02 March 2016
The Case for Open Marriage
Open Marriages: Quiet but not uncommon
February 28, 2016
An open marriage is one in which the partners agree that they can have sex with other people without it being considered cheating. The rules of the open marriage vary between couples, but they sometimes include things such as no emotional attachment, barrier contraception, no use of the marital bed, no out-of-wedlock children, and limits or prohibitions on sex with people known to both partners.
Open marriages are surprisingly common in the U.S. Writing in Psychology Today, Stephen Betchen notes that estimates range from 1.7% to 6% of American marriages are open, with some estimates running as high as 9%. A number of famous people have or had such marriages, including Ayn Rand (philosopher), Margaret Sanger (founder Planned Parenthood), Shirley MacLaine (actress), Will Smith (actor), Erica Jong (author), and Larry King (talk show host).

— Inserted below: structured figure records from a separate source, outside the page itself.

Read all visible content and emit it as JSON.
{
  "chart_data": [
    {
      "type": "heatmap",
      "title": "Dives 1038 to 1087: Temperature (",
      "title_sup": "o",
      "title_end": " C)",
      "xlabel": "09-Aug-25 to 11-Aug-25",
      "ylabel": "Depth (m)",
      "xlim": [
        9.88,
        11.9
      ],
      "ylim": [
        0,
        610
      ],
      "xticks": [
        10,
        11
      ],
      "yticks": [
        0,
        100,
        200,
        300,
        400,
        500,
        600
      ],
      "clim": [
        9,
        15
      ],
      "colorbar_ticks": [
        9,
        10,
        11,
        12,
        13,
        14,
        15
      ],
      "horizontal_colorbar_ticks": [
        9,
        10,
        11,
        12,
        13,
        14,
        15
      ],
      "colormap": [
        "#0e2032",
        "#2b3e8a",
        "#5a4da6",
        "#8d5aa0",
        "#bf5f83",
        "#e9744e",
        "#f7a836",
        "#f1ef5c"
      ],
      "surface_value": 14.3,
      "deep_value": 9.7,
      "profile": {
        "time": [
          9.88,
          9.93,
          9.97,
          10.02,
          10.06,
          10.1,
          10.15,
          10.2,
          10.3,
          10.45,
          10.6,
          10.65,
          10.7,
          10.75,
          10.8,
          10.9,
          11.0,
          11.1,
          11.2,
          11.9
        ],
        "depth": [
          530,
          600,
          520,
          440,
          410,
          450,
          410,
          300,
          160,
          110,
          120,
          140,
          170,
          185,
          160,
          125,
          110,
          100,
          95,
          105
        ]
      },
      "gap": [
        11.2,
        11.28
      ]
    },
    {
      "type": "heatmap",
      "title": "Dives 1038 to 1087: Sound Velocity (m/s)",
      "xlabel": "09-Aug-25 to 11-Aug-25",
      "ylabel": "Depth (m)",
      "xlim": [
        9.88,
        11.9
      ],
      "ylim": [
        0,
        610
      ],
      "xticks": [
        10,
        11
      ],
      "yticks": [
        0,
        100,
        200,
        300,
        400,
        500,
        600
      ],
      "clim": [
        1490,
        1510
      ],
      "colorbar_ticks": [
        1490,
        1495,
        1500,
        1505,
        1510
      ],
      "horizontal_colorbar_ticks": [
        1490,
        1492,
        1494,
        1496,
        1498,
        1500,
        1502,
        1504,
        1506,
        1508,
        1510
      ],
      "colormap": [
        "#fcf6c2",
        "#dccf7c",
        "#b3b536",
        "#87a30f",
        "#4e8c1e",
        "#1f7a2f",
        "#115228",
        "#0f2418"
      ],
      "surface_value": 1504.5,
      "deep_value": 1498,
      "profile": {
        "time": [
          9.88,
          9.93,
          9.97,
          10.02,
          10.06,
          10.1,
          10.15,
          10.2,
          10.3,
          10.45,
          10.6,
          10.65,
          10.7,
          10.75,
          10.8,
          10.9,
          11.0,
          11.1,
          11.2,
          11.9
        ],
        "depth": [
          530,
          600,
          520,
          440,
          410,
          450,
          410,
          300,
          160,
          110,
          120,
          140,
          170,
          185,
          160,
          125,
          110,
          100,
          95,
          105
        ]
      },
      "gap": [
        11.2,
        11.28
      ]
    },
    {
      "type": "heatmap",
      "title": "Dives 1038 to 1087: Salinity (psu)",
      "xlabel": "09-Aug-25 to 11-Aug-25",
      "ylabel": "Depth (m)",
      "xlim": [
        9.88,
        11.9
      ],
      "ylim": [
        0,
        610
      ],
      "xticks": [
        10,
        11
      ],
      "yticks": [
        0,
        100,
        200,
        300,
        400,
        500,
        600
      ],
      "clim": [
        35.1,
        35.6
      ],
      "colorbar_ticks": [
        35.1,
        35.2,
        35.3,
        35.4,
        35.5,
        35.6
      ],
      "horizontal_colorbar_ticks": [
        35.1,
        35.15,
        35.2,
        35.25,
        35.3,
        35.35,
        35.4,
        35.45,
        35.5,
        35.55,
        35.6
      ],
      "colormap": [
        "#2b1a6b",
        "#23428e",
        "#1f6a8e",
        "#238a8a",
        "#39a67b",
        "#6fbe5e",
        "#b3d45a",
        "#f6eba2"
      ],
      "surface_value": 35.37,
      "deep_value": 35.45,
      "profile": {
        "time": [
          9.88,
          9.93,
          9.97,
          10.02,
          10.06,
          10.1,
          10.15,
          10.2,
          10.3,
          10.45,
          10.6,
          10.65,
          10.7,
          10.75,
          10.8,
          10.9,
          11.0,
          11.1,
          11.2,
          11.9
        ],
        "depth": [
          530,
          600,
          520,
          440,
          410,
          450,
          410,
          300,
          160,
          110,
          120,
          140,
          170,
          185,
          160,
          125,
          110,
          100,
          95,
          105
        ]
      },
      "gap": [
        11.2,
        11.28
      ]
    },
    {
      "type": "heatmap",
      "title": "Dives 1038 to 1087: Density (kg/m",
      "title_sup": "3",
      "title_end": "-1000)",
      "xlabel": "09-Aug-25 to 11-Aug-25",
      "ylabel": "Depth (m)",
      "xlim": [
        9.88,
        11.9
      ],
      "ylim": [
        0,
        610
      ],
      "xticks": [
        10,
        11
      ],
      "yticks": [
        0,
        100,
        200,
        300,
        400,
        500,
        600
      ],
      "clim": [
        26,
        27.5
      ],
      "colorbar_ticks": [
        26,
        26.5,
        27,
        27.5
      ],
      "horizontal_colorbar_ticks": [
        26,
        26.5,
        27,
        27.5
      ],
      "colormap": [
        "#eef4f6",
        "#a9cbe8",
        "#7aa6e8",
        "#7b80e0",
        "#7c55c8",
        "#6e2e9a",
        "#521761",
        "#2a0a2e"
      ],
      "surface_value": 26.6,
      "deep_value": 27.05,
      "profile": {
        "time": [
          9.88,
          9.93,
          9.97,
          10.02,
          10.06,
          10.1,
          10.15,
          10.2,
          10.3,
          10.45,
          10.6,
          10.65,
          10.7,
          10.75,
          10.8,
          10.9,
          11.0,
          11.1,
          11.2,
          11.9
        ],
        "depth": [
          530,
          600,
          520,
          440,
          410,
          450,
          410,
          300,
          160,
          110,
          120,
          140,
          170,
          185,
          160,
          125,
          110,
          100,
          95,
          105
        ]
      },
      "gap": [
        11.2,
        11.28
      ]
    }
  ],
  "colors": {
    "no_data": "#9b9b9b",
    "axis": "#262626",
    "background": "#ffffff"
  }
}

The argument for such marriages being permissible is straightforward. A marriage is a contract couples make to one another. The nature of the commitment is largely, although not entirely, a matter of whatever the couples agree to. The agreement can, and sometimes does, address children, work, or religion. If the agreement allows extramarital sex, it is no more wrong than agreements that allow for the spouses to have close friends of opposite sex or explore other religions. More generally, if an arrangement does not infringe on anyone’s right or break a promise, it is not wrong.
The standard ethical arguments against it fail. One objection is that it’s cheating. As philosophers Carrie Ichikawa Jenkins and Jonathan Jenkins Ichikawa argue, an open marriage clearly isn’t cheating because neither partner is breaking the marital rules. In the same way that kosher and non-kosher households have different food-preparation and consumption rules, and thus different rules about food-cheating, the same is true for closed and open marriages.
A second objection is that open marriages are physically unhealthy or psychologically damaging.
First, it is not clear that marriage contracts include conditions against doing physically unhealthy or psychologically damaging things. Consider a husband who marries a pretty little runner (110 lbs. and marathon thin). After her first child, she loses interest in running or even controlling her eating and her weight balloons up to over 200 lbs., resulting in her having health problems and her husband finding her unattractive. Most husbands would have a hard time explaining what condition she violated in the marriage contract, whether we look at the formal vows or the implicit understanding that accompanies it. The same is true for women married to men who serve in the infantry and come back from war with severe posttraumatic stress disorder.
Also, if there is no duty for people to become healthy after they become married when they were not beforehand, then it is unclear why they should have a duty to avoid becoming unhealthy after they marry.
Second, it is not clear that premarital sex or promiscuity is unhealthy. 95% of Americans had premarital sex and there is little evidence that this has damaged them. Many people have had a surprising number of sexual partners over their lifetime and there is little evidence that this is physically or psychologically unhealthy.
In any case, open marriages need not involve promiscuity in that some of the contracts can and do sharply limit the number of extramarital partners. In fact, one study of people in an open marriage found that the majority did not have extramarital sex over the preceding year even though their marital agreement allowed them to do so.
Third, it is not clear that an open marriage is bad for a relationship. A number of dated studies found that there was no different in marriage satisfaction between those in open and closed marriages and a more recent study found those in open marriages had higher levels satisfaction than those in closed marriages. Perhaps the people who enter into open marriages are happier or more stable than others and this accounts for the difference, rather than the open marriage itself, but at the very least it is unclear that being in an open rather than closed marriage makes a marriage worse.
For bisexuals, an open marriage might lead to a more honest way of living. The same is true for a heterosexual couple in which one member discovers she is gay years into a marriage but does not wish to break up her family or even leave her spouse. The stories of men or women discovering they are gay after they are married are surprisingly common, although one must always be wary of treating anecdotes as data. Open marriages might be more honest for people who just cannot stay faithful (consider, for example, Bill Clinton and Martin Luther King). It might also be benefit someone who is frigid and would prefer her spouse seek sex elsewhere.
Unsurprisingly, dated studies show that couples in open marriages are jealous more often and there is anecdotal evidence that the openness of the marriage leads to divorce in a substantial minority of openly married couples. However, it is unclear whether this breaks up marriage more than does adultery. More importantly, it is unclear whether the increased risk of jealousy and purported risk to marriage isn’t outweighed by greater marital satisfaction or sexual satisfaction.
In any case, many types of marriage increase the likelihood of divorce. Consider, for example, marrying at an early age, having an interracial marriage, and marrying someone dissimilar to you. These marriages are not wrong or bad even though they come with an increased risk of divorce.
There are religious objections to open marriages from groups such as the Catholic Church, but given their objections to clearly permissible practices such as premarital sex, masturbation, non-procreative heterosexual sex (oral and anal), gay sex, and contraception, these objections should be ignored.
An open marriage might not be everyone’s cup of tea, but this doesn’t make it wrong or harmful.